Today is Ash Wednesday, the beginning of Lent and the call to conversion. Conversion is also about transformation. The United Nations is about the business of transformation toward a better and more beautiful world. Written by Dominic Arcamone, Conversion as Transformation: Lonergan, Mentors, and Cinema is an engaging book on self-development and the search for authenticity. The book can provide much inspiration during this season of Lent.

About the book:

The process of human transformation is complex and ongoing. This book presents a framework for understanding human transformation through the insights of Bernard Lonergan. The reader will be introduced to terms such as the turn to the subject, consciousness, subjectivity, and intersubjectivity. It will explore terms such as horizon, feelings, values, self-esteem, sublation, conversion, dialectic, and religious experience. The book explores transformation through the way mentors have authored their own lives, told their own stories, and taken possession of their interiority. Transformation is illuminated through the lives of saints and ordinary men and women who did extraordinary things, such as St. Augustine, Dag Hammarskjold, Vaclav Havel, Franz Jaggerstatter, St. Therese of Lisieux, Fredrich Nietzsche, Katherine Ann Power, and Marie Cardinal. Transformation is also illustrated through the medium of cinema: Babette’s Feast, The Mission, As It is in Heaven, Romero, Dead Poets Society, Ordinary People, The Godfather trilogy, Three Color trilogy, The Lord of the Rings trilogy, Dial M for Murder, and Twelve Angry Men. While the book treats religious, moral, affective, intellectual, and psychic conversion as moments of transformation, it argues that ecological conversion requires all of these so as to meet the most serious challenge of our time.

“Today the international order vibrates in dangerous uncertainty. Multilateralism is under attack. Toxic feelings and nationalistic ideologies contaminate digital space. Opinions and bias become ‘reality,’ truth is suspect and mendacity finds a home. Written in a clear style, Arcamone challenges the reader to explore the dynamics of desire and the critical link between the inner self growing in authenticity and its creation of beneficial exterior structures. If we want to change the world, we need to understand our attitudes, ways of thinking, valuing, and deciding. Coming to know ourselves this way reveals to ourselves what we need to change. New students as well as those more familiar with Lonergan’s insights will benefit from this important work. I highly recommend this book for anyone, especially diplomats and NGO representatives, who are in the business of changing structures and creating a better world.”—Robert Dueweke, OSA, NGO Representative to the United Nations

“Arcamone demonstrates an in-depth understanding of the multifaceted dynamics of conversion as he links highly developed insights to accessible themes, images, and symbols.

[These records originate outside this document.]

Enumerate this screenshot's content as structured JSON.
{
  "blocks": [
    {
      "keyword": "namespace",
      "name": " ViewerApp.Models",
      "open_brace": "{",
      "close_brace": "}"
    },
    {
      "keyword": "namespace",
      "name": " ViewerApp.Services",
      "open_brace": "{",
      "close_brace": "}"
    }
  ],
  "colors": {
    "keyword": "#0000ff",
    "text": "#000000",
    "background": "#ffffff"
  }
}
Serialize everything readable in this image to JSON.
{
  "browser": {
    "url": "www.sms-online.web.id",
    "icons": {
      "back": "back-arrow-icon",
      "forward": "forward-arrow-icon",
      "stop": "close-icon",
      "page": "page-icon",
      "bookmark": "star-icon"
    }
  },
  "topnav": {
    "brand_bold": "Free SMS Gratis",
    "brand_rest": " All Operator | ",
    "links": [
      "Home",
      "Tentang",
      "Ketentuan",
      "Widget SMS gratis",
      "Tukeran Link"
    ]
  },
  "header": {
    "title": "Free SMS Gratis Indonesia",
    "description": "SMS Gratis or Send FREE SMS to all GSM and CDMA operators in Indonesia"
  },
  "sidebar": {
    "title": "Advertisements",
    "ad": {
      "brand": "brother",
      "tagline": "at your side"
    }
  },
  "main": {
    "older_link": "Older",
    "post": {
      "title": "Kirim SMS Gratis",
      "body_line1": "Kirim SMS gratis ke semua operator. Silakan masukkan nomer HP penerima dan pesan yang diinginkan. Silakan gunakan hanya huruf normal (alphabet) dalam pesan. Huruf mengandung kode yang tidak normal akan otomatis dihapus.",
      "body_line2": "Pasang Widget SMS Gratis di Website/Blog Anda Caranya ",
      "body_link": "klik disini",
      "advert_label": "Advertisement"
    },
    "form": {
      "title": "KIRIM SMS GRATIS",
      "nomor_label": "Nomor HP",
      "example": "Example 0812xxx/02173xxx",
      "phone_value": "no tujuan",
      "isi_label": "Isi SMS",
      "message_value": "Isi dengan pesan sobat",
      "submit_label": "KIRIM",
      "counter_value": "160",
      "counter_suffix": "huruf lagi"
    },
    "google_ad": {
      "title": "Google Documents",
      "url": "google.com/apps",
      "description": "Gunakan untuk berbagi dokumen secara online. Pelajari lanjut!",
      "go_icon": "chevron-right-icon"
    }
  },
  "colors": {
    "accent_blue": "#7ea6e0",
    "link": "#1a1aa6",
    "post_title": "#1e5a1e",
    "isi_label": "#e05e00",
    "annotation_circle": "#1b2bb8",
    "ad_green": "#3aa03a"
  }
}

Take up and read, you will enjoy the journey.”—John Francis Collins, Lecturer & Christian Life and Ministry Discipline Coordinator, Catholic Institute of Sydney

“Dominic Arcamone has written a profoundly pastoral, practical, and intriguing book of theology. In the quest for authenticity Dominic shows his creativity as a communicator by taking us on a cinematic tour of his favourite movies, drawing us into the conversion and transformation of characters and personalities which remind us of our own quest for authenticity.” —Dennis Carroll, Senior Pastoral Care Coordinator, Catholic Healthcare

Dominic Arcamone is a retired mission manager in healthcare. He has also been a sessional lecturer for the Australian Catholic University from 2007 to 2015, writing and teaching graduate and postgraduate courses in theological subjects. He has a B.Th., MTh, MA (Counseling and Pastoral Care), D. Min, Dip. Adult Training and Assessment, and PhD. Since the events of 9/11, he has also focused on the problem of religion and violence and published his first book with Wifp and Stock, Religion and Violence (2015).




Wipf and Stock Publishers
199 West 8th Avenue, Suite 3, Eugene, OR, USA.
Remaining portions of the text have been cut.